Variable and absorption costing and breakeven points. LLAP Company manufactures a specialized hoverboard. LLAP began 2017 with an inventory of 240 hoverboards. During the year, it produced 1,200 boards and sold 1,300 for $800 each. Fixed production costs were $319,000, and variable production costs were $375 per unit. Fixed advertising, marketing, and other general and administrative expenses were $150,000, and variable shipping costs were $20 per board. Assume that the cost of each unit in beginning inventory is equal to 2017 inventory cost.

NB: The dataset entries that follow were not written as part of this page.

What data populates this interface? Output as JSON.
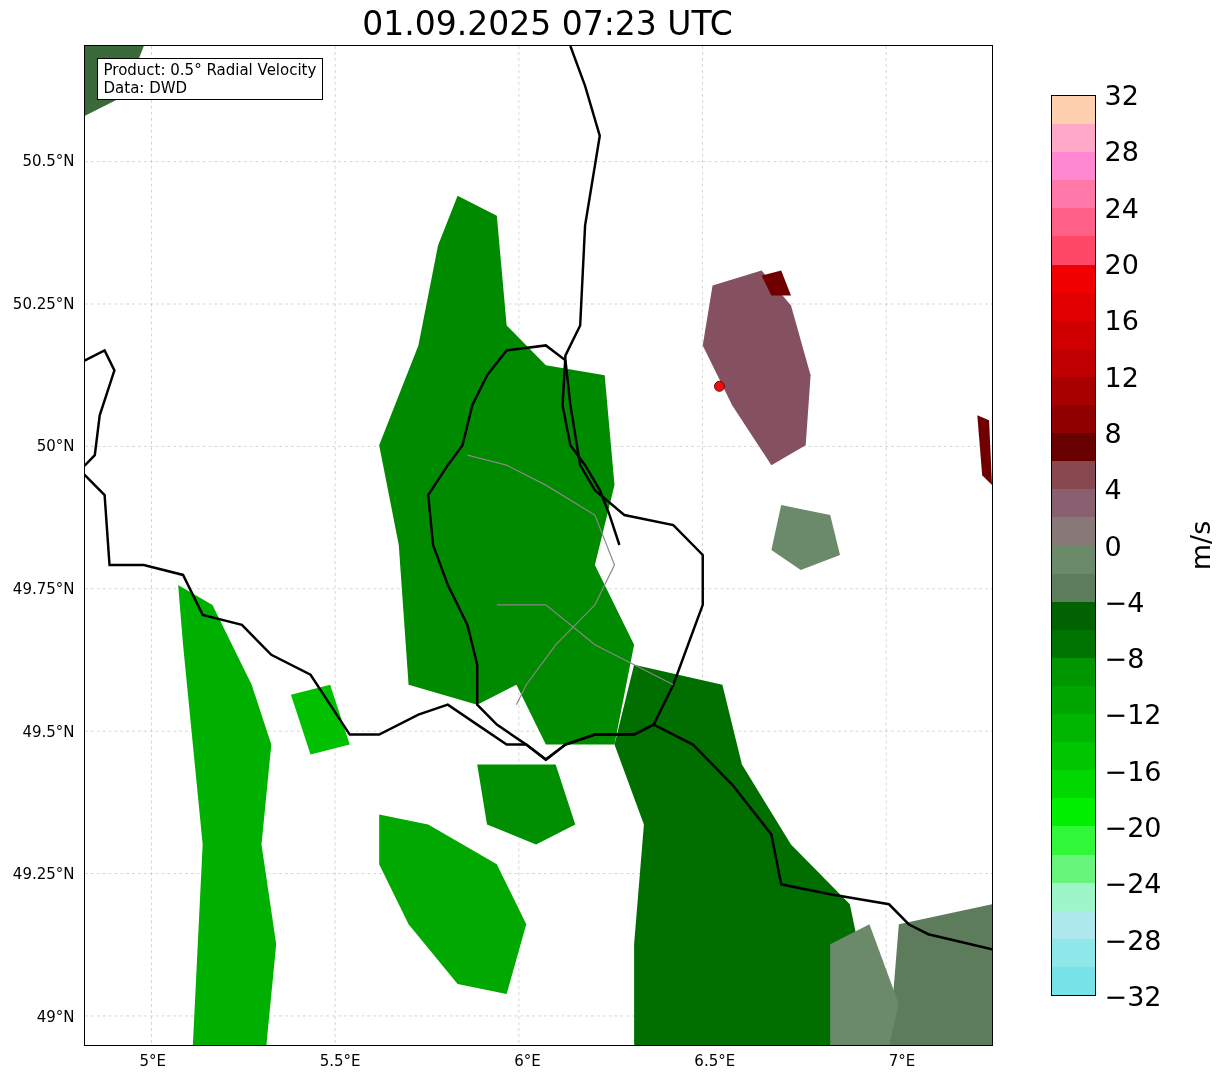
{
  "title": "01.09.2025 07:23 UTC",
  "info": [
    "Product: 0.5° Radial Velocity",
    "Data: DWD"
  ],
  "map": {
    "lat_ticks": [
      "50.5°N",
      "50.25°N",
      "50°N",
      "49.75°N",
      "49.5°N",
      "49.25°N",
      "49°N"
    ],
    "lon_ticks": [
      "5°E",
      "5.5°E",
      "6°E",
      "6.5°E",
      "7°E"
    ]
  },
  "colorbar": {
    "label": "m/s",
    "ticks": [
      "32",
      "28",
      "24",
      "20",
      "16",
      "12",
      "8",
      "4",
      "0",
      "−4",
      "−8",
      "−12",
      "−16",
      "−20",
      "−24",
      "−28",
      "−32"
    ],
    "bins": [
      {
        "color": "#ffd0b0"
      },
      {
        "color": "#ffa8c8"
      },
      {
        "color": "#ff88d0"
      },
      {
        "color": "#ff78a8"
      },
      {
        "color": "#ff6088"
      },
      {
        "color": "#ff4868"
      },
      {
        "color": "#f00000"
      },
      {
        "color": "#e00000"
      },
      {
        "color": "#d00000"
      },
      {
        "color": "#c00000"
      },
      {
        "color": "#a80000"
      },
      {
        "color": "#900000"
      },
      {
        "color": "#680000"
      },
      {
        "color": "#884850"
      },
      {
        "color": "#886070"
      },
      {
        "color": "#887878"
      },
      {
        "color": "#6a8a6a"
      },
      {
        "color": "#5c7c5c"
      },
      {
        "color": "#006200"
      },
      {
        "color": "#007400"
      },
      {
        "color": "#009600"
      },
      {
        "color": "#00a600"
      },
      {
        "color": "#00b600"
      },
      {
        "color": "#00c600"
      },
      {
        "color": "#00d800"
      },
      {
        "color": "#00f000"
      },
      {
        "color": "#30f838"
      },
      {
        "color": "#66f57a"
      },
      {
        "color": "#9df5c8"
      },
      {
        "color": "#ace8ec"
      },
      {
        "color": "#8ee8ea"
      },
      {
        "color": "#77e3e8"
      }
    ]
  }
}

  1. 1. Prepare an income statement assuming LLAP uses variable costing.

Required

  1. 2. Prepare an income statement assuming LLAP uses absorption costing. LLAP uses a denominator level of 1,100 units. Production-volume variances are written off to cost of goods sold.
  2. 3. Compute the breakeven point in units sold assuming LLAP uses the following:
    1. a. Variable costing
    2. b. Absorption costing (Production = 1, 200 boards)
  3. 4. Provide proof of your preceding breakeven calculations.
  4. 5. Assume that $44,000 of fixed administrative costs were reclassified as fixed production costs. Would this reclassification affect the breakeven point using variable costing? What if absorption costing were used? Explain.
  5. 6. The company that supplies LLAP with its specialized impact-resistant material has announced a price increase of $20 for each board. What effect would this have on the breakeven points previously calculated in requirement 3?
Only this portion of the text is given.